La Commission européenne a ouvert une procédure formelle contre la plateforme chinoise Shein, à la suite d’une enquête coordonnée avec plusieurs autorités nationales. L’entreprise est invitée à apporter des réponses sous un mois.
Bruxelles vise Shein : la fin de l’impunité pour la mode à bas prix ?

Le 26 mai 2025, la Commission européenne, en lien avec le Réseau de coopération pour la protection des consommateurs (CPC), a notifié à la plateforme de vente en ligne Shein une série de manquements présumés à la réglementation européenne en matière de protection des consommateurs. Cette décision marque une étape importante dans la politique de régulation numérique de l’Union, face à des acteurs économiques extra-européens dont les pratiques sont perçues comme problématiques sur plusieurs volets.

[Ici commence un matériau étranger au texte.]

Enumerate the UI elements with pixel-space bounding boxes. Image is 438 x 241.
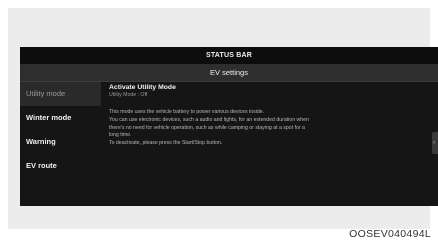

Un encadrement accru des plateformes étrangères
Depuis plusieurs années, l’Union européenne renforce les instruments juridiques encadrant les activités des grandes plateformes numériques. Le cas de Shein s’inscrit dans cette stratégie de supervision accrue. La notification adressée par Bruxelles mentionne des pratiques jugées non conformes : affichage de réductions commerciales sans référence à des prix réellement pratiqués, délais d’achat artificiels, informations insuffisantes sur les produits ou le droit de rétractation, ainsi qu’un accès restreint au service client.
Par ailleurs, des éléments liés à l’étiquetage environnemental et à la présentation des avis clients sont également évoqués. La Commission européenne a souligné que ces éléments pourraient induire les consommateurs en erreur, ce qui contrevient à la directive sur les pratiques commerciales déloyales.
Un délai d’un mois et des sanctions possibles
La procédure enclenchée par la Commission européenne accorde à Shein un délai d’un mois pour présenter une réponse détaillée et proposer des engagements correctifs. À défaut, les autorités compétentes des États membres seront habilitées à adopter des mesures coercitives, notamment des amendes administratives. Le montant de ces sanctions pourrait être proportionné au chiffre d’affaires de Shein réalisé dans chaque pays concerné.
Cette démarche s’appuie sur les compétences des États membres en matière de contrôle du respect des règles de consommation, et sur un cadre de coordination européenne visant à garantir une action harmonisée.
Une réponse attendue dans un contexte déjà sensible
L’annonce de cette procédure intervient dans un contexte où Shein est déjà surveillée au niveau européen. Depuis février 2025, la plateforme, ainsi que son concurrent Temu, fait l’objet d’une autre enquête dans le cadre du règlement sur les services numériques (Digital Services Act). Cette seconde procédure porte notamment sur les interfaces de navigation et l’usage de techniques de persuasion commerciale.
La Commission a par ailleurs présenté, le 20 mai, un projet de taxe de deux euros sur les colis importés, qui viserait notamment les livraisons directes en provenance de pays tiers. Cette mesure, encore en discussion, est perçue comme une tentative de rééquilibrage en faveur des acteurs installés sur le territoire européen.
Position de Shein et implications politiques
Dans un communiqué transmis aux médias, Shein affirme sa volonté de coopérer avec les autorités. Le groupe indique travailler « de manière constructive avec les autorités nationales et la Commission européenne », et se dit engagé dans le respect de la réglementation communautaire.
Au-delà du cas spécifique de Shein, cette affaire met en lumière les enjeux liés à la régulation du commerce numérique transfrontalier. La Commission européenne, en prenant position sur ce dossier, souhaite à la fois protéger les consommateurs et garantir une concurrence équitable entre entreprises opérant sur le marché intérieur.
Ce dossier pourrait également avoir un impact diplomatique, dans la mesure où il concerne une entreprise ayant des liens étroits avec l’économie chinoise. L’équilibre entre exigences commerciales, souveraineté numérique et respect des droits des consommateurs apparaît ici comme une ligne de tension stratégique pour les institutions européennes.
Vers une doctrine plus ferme de l’Union européenne
Cette procédure pourrait constituer un précédent dans l’application concrète des instruments européens de régulation. Elle traduit un changement de ton dans les relations entre Bruxelles et les grandes plateformes internationales, notamment lorsqu’elles ne disposent pas d’un siège opérationnel au sein de l’Union européenne.
La capacité de l’UE à faire respecter son droit sur son territoire, même face à des opérateurs d’envergure mondiale, devient un enjeu politique central. Ce type d’action, s’il se généralise, pourrait redéfinir les conditions d’accès au marché européen pour de nombreux acteurs du commerce en ligne.